Natürlich bemerkte ich manches. Vermutlich hätte sich das auch gar nicht vermeiden lassen, so oft, wie ich mit ihnen zusammen war. Aber meistens schienen es mir allenfalls Spitzfindigkeiten oder minimale Unstimmigkeiten zu sein, die viel zu geringfügig
waren, als daß ich ernsthaft hätte annehmen sollen, daß irgend etwas nicht in Ordnung war. Zum Beispiel: Alle fünf verletzten sich ständig. Dauernd wurden sie von Katzen gekratzt; sie schnitten sich beim Rasieren oder stolperten im Dunkeln über Fußbänke – plausible Erklärungen, gewiß, aber für Leute, die überwiegend herumsaßen, wiesen sie merkwürdig viele Blutergüsse und kleine Verletzungen auf. Auch zeigten sie ein seltsames Interesse am Wetter, was ich eigentümlich fand, weil keiner von ihnen irgendwelchen wetterabhängigen Tätigkeiten nachging. Dennoch waren sie besessen davon, vor allem Henry. Er sorgte sich vor allem um jähe Temperaturstürze; manchmal drückte er im Auto hektisch auf die Knöpfe seines Radios und suchte Barometerwerte, langfristige Wettervorhersagen, Daten jeglicher Art. Die Nachricht vom Sinken der Quecksilbersäule stürzte ihn unvermittelt in unerklärliche Düsternis. Ich fragte mich, was er wohl tun würde, wenn der Winter käme; aber mit dem ersten Schnee war seine Wetterbesessenheit verschwunden und kam nicht wieder.
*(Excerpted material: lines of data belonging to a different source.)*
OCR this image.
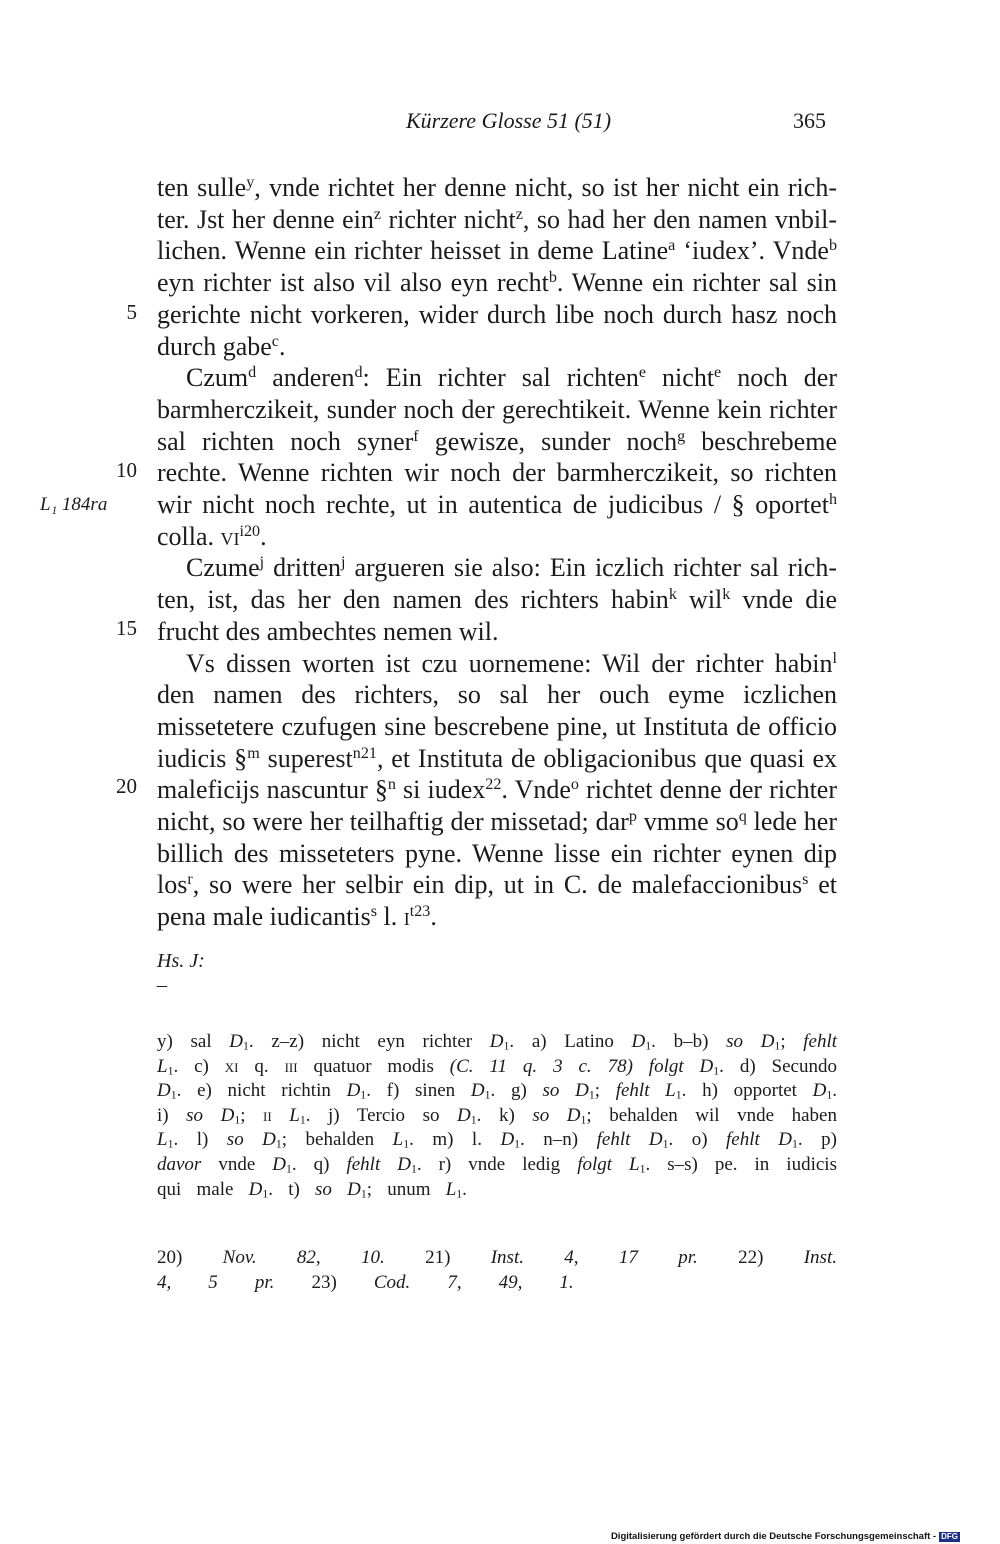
Kürzere Glosse 51 (51)	365
5
10
15
20
L₁ 184ra

ten sulle$^y$, vnde richtet her denne nicht, so ist her nicht ein richter. Jst her denne ein$^z$ richter nicht$^z$, so had her den namen vnbillichen. Wenne ein richter heisset in deme Latine$^a$ ‘iudex’. Vnde$^b$ eyn richter ist also vil also eyn recht$^b$. Wenne ein richter sal sin gerichte nicht vorkeren, wider durch libe noch durch hasz noch durch gabe$^c$.

Czum$^d$ anderen$^d$: Ein richter sal richten$^e$ nicht$^e$ noch der barmherczikeit, sunder noch der gerechtikeit. Wenne kein richter sal richten noch syner$^f$ gewisze, sunder noch$^g$ beschrebeme rechte. Wenne richten wir noch der barmherczikeit, so richten wir nicht noch rechte, ut in autentica de judicibus / § oportet$^h$ colla. $vi^{i20}$.

Czume$^j$ dritten$^j$ argueren sie also: Ein iczlich richter sal richten, ist, das her den namen des richters habin$^k$ wil$^k$ vnde die frucht des ambechtes nemen wil.

Vs dissen worten ist czu uornemene: Wil der richter habin$^l$ den namen des richters, so sal her ouch eyme iczlichen missetetere czufugen sine bescrebene pine, ut Instituta de officio iudicis §$^m$ superest$^{n21}$, et Instituta de obligacionibus que quasi ex maleficijs nascuntur §$^n$ si iudex$^{22}$. Vnde$^o$ richtet denne der richter nicht, so were her teilhaftig der missetad; dar$^p$ vmme $so^q$ lede her billich des misseteters pyne. Wenne lisse ein richter eynen dip los$^r$, so were her selbir ein dip, ut in C. de malefaccionibus$^s$ et pena male iudicantis$^s$ l. $i^{t23}$.

Hs. J:
–

y) sal $D_1$. z–z) nicht eyn richter $D_1$. a) Latino $D_1$. b–b) so $D_1$; fehlt $L_1$. c) xi q. iii quatuor modis (C. 11 q. 3 c. 78) folgt $D_1$. d) Secundo $D_1$. e) nicht richtin $D_1$. f) sinen $D_1$. g) so $D_1$; fehlt $L_1$. h) opportet $D_1$. i) so $D_1$; ii $L_1$. j) Tercio so $D_1$. k) so $D_1$; behalden wil vnde haben $L_1$. l) so $D_1$; behalden $L_1$. m) l. $D_1$. n–n) fehlt $D_1$. o) fehlt $D_1$. p) davor vnde $D_1$. q) fehlt $D_1$. r) vnde ledig folgt $L_1$. s–s) pe. in iudicis qui male $D_1$. t) so $D_1$; unum $L_1$.

20) Nov. 82, 10. 21) Inst. 4, 17 pr. 22) Inst. 4, 5 pr. 23) Cod. 7, 49, 1.

Digitalisierung gefördert durch die Deutsche Forschungsgemeinschaft - DFG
Kleinigkeiten. Ich weiß noch, wie ich auf dem Lande einmal um sechs Uhr morgens aufwachte, als alle anderen noch im Bett waren, und wie ich hinunterging und den Küchenfußboden frisch geschrubbt vorfand, noch naß und makellos mit Ausnahme eines einzelnen mysteriösen Abdrucks von Freitags nacktem Fuß auf der glatten Sandbank zwischen Wasserboiler und Verandatür. Manchmal wachte ich dort draußen nachts auf, halb im Traum, aber irgend etwas war mir unbestimmt bewußt: gedämpfte Stimmen, Bewegungen, das leise Winseln und Kratzen des Windhundes an meiner Schlafzimmertür ... Ein andermal hörte ich einen gemurmelten Wortwechsel zwischen den Zwillingen, bei dem es um irgendwelche Bettlaken ging. »Dummkopf«, wisperte Camilla – und ich erhaschte einen Blick auf zerfetzten, flatternden Stoff, der schlammbeschmiert war – »du hast die falschen genommen. Die können wir so nicht zurückbringen.«
»Dann nehmen wir einfach die anderen.«
»Aber das merken sie. Die vom Wäscheservice haben einen Stempel.